This commentary was submitted by Community Behavioral Health Association of Maryland, Maryland Association for the Treatment of Opioid Dependence and the Maryland Addiction Directors Council
In 2019, Maryland selected a new vendor to pay health care claims for the public behavioral health system. The new vendor – Optum, a division of United HealthCare – was selected based on a bid that was over $70 million less than the incumbent.
When Optum went live with claims processing in 2020, it failed, and it continues to fail today. The repercussions of that failure – during an opioid epidemic, a global pandemic, and now a workforce crisis – have severe consequences that must be addressed.
In hearings over the past month, mental health and addiction providers have described how the pandemic, the workforce crisis, and underpayments from Optum have shrunk their treatment capacity, causing many individuals needing care to sit on waitlists.

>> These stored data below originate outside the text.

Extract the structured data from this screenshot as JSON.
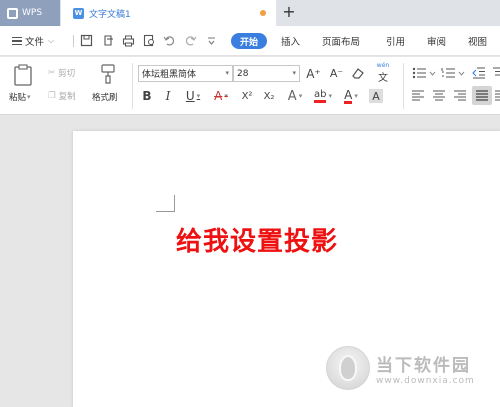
{
  "tabs": {
    "app_label": "WPS",
    "doc_title": "文字文稿1",
    "new_tab": "+"
  },
  "menubar": {
    "file": "文件",
    "file_arrow": "⌵",
    "start": "开始",
    "insert": "插入",
    "page_layout": "页面布局",
    "references": "引用",
    "review": "审阅",
    "view": "视图"
  },
  "ribbon": {
    "paste": "粘贴",
    "cut": "剪切",
    "copy": "复制",
    "format_painter": "格式刷",
    "font_family": "体坛粗黑简体",
    "font_size": "28",
    "bold": "B",
    "italic": "I",
    "underline": "U",
    "strike": "A",
    "superscript": "X²",
    "subscript": "X₂",
    "text_effect": "A",
    "highlight": "ab",
    "font_color": "A",
    "char_shading": "A",
    "grow_font": "A⁺",
    "shrink_font": "A⁻",
    "phonetic": "wén",
    "colors": {
      "strike": "#cc3333",
      "highlight": "#ee2222",
      "font_color": "#ee2222",
      "accent": "#3a7fe0"
    }
  },
  "document": {
    "text": "给我设置投影",
    "text_color": "#ee1111"
  },
  "watermark": {
    "name": "当下软件园",
    "url": "www.downxia.com"
  }
}
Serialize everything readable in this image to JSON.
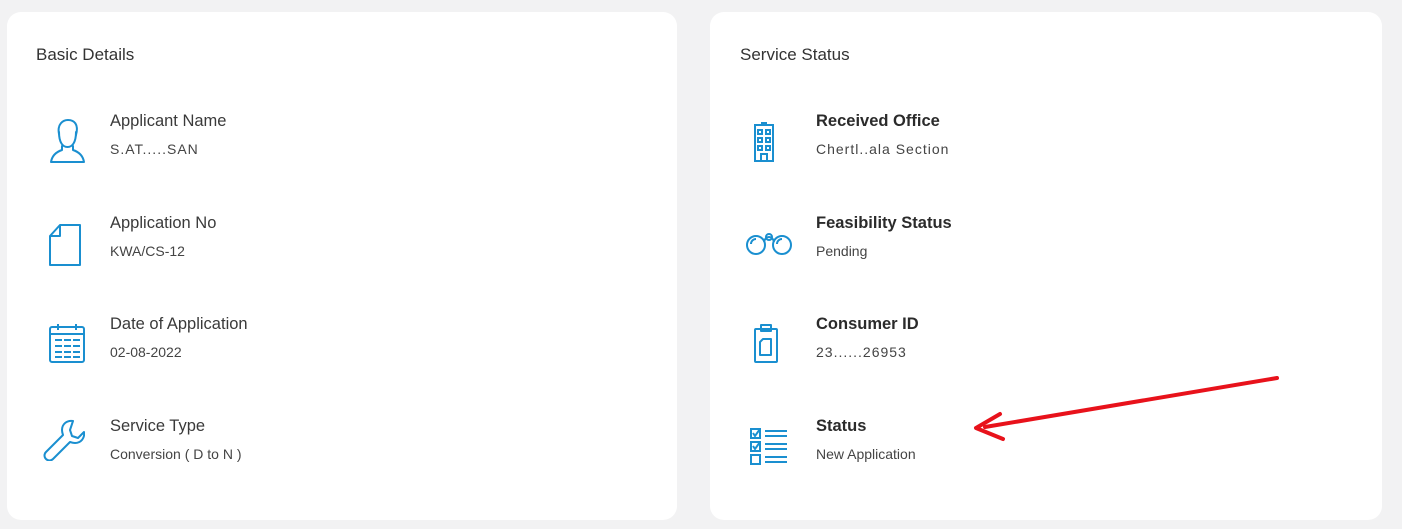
{
  "basic_details": {
    "title": "Basic Details",
    "items": [
      {
        "label": "Applicant Name",
        "value": "S.AT.....SAN",
        "icon": "user-icon"
      },
      {
        "label": "Application No",
        "value": "KWA/CS-12",
        "icon": "document-icon"
      },
      {
        "label": "Date of Application",
        "value": "02-08-2022",
        "icon": "calendar-icon"
      },
      {
        "label": "Service Type",
        "value": "Conversion ( D to N )",
        "icon": "wrench-icon"
      }
    ]
  },
  "service_status": {
    "title": "Service Status",
    "items": [
      {
        "label": "Received Office",
        "value": "Chertl..ala Section",
        "icon": "building-icon"
      },
      {
        "label": "Feasibility Status",
        "value": "Pending",
        "icon": "binoculars-icon"
      },
      {
        "label": "Consumer ID",
        "value": "23......26953",
        "icon": "clipboard-icon"
      },
      {
        "label": "Status",
        "value": "New Application",
        "icon": "checklist-icon"
      }
    ]
  },
  "colors": {
    "icon": "#1a8fd0",
    "annotation_arrow": "#e8121b",
    "card_bg": "#ffffff",
    "page_bg": "#f2f2f3"
  }
}
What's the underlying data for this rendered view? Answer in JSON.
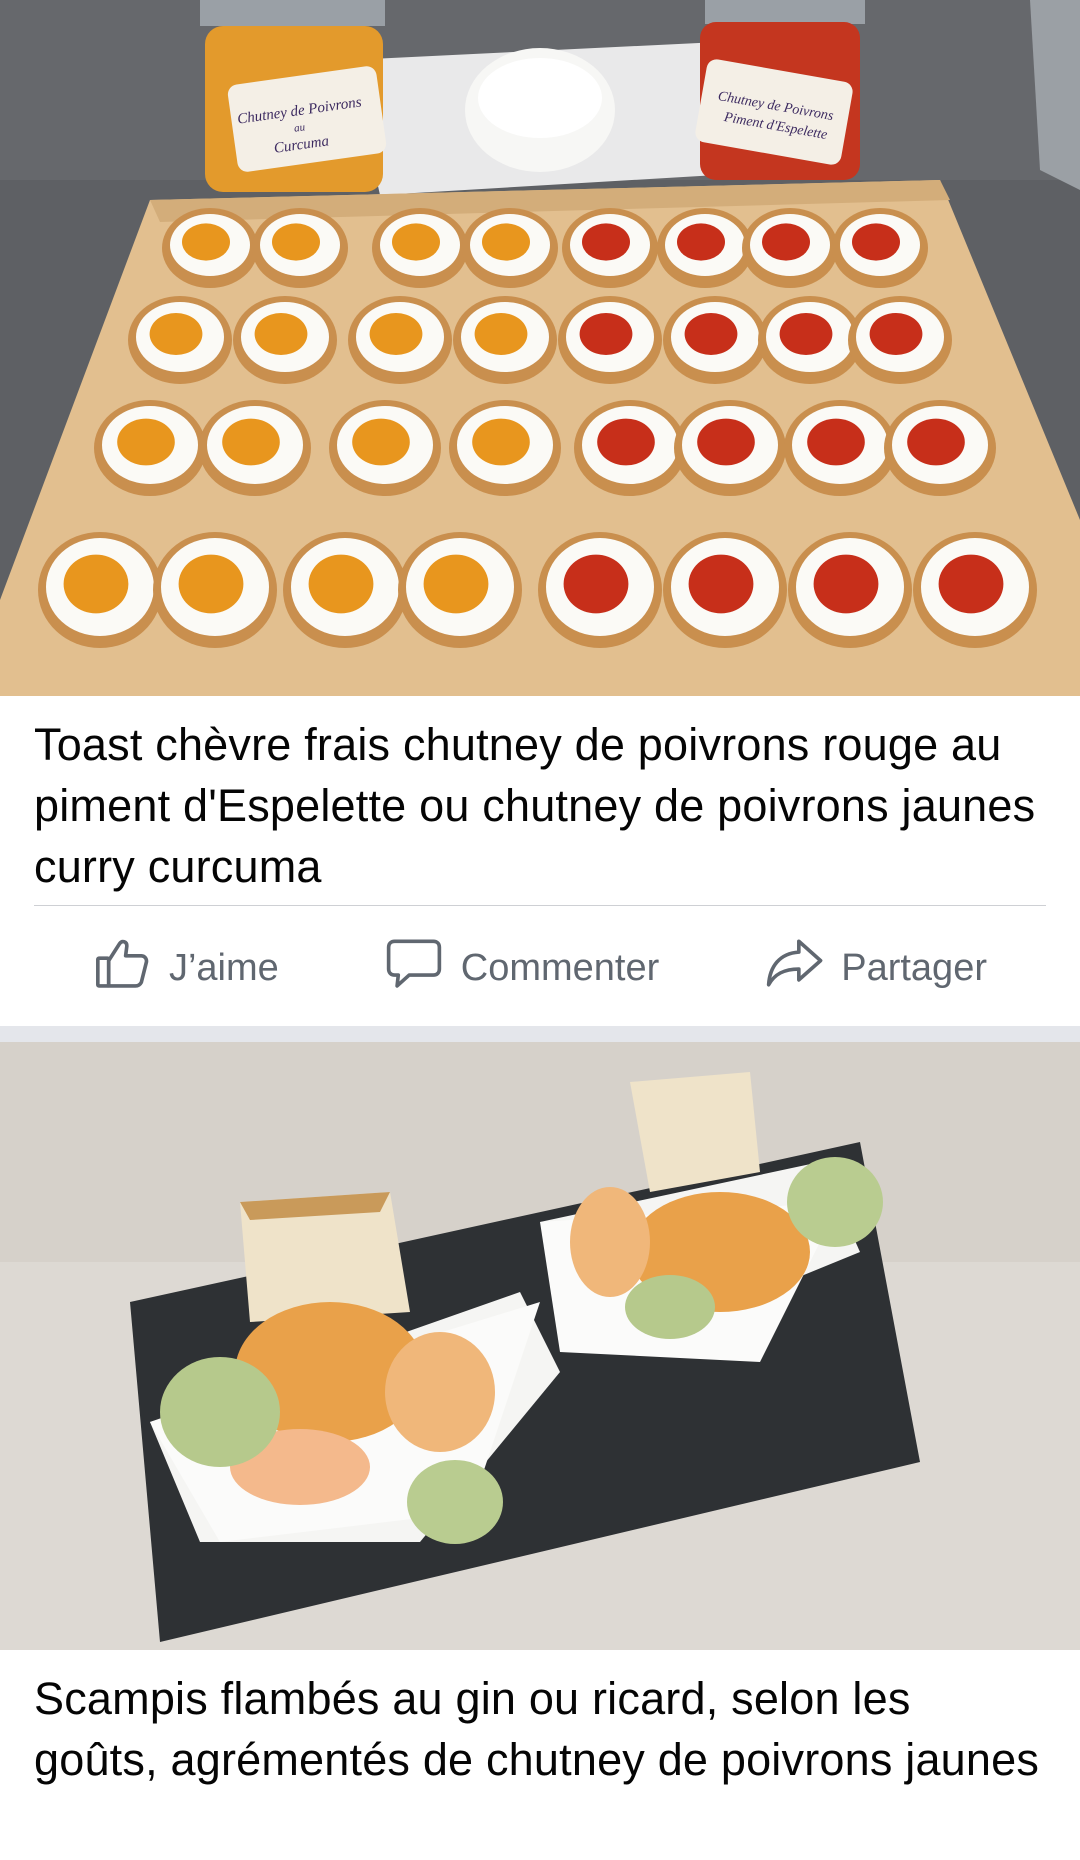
{
  "posts": [
    {
      "photo": {
        "subject": "toasts-chevre-chutney",
        "labels": {
          "jar_left": [
            "Chutney de Poivrons",
            "au",
            "Curcuma"
          ],
          "jar_right": [
            "Chutney de Poivrons",
            "Piment d'Espelette"
          ]
        }
      },
      "caption": "Toast chèvre frais chutney de poivrons rouge au piment d'Espelette ou chutney de poivrons jaunes curry curcuma",
      "actions": {
        "like": "J’aime",
        "comment": "Commenter",
        "share": "Partager"
      }
    },
    {
      "photo": {
        "subject": "scampis-flambes"
      },
      "caption": "Scampis flambés  au gin ou ricard, selon les goûts, agrémentés de chutney de poivrons jaunes"
    }
  ],
  "icons": {
    "like": "thumbs-up-icon",
    "comment": "speech-bubble-icon",
    "share": "share-arrow-icon"
  },
  "colors": {
    "background": "#e4e6eb",
    "card": "#ffffff",
    "text": "#050505",
    "action_text": "#606770",
    "divider": "#ced0d4"
  }
}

Now, the Maryland Department of Health is beginning a process to recoup over $200 million in alleged “overpayments” from providers – an amount that providers report is largely made of claims that Optum failed to process correctly for services that were delivered during the pandemic’s initial months.
Let that sink in:
At a time when many other health care providers were receiving subsidies and retainer payments to preserve treatment capacity while it was being underutilized in the pandemic’s early days, Maryland’s behavioral health providers are being required to return funds for services that they actually delivered. Over a quarter of our members report that they have already laid off staff and reduced capacity, and the looming recoupment will rapidly shrink capacity further.
Optum’s failure to pay claims submitted during the pandemic’s early months and effort now to recoup funds will close the door to many Maryland residents who seeks mental health and addiction treatment services in the coming months. This alarming result needs to be prevented. Since the pandemic began, the Maryland Department of Health reports that suicide attempts by Maryland children have increased over 46%, and overdose death have climbed 18%.
At a time when the need for mental health and addiction treatment is greater than ever, Optum’s flawed recoupment will draw $200 million out of Maryland’s behavioral health system and reduce providers’ ability to meet their community needs.
Legislators must act on what they have learned in numerous briefings and hearings: offer COVID debt relief to Maryland’s mental health and addiction treatment providers, and mitigate the harms caused by Optum. Emergency legislation (SB 549/ HB 715) and budget actions are needed to ensure that access to critical services remains available.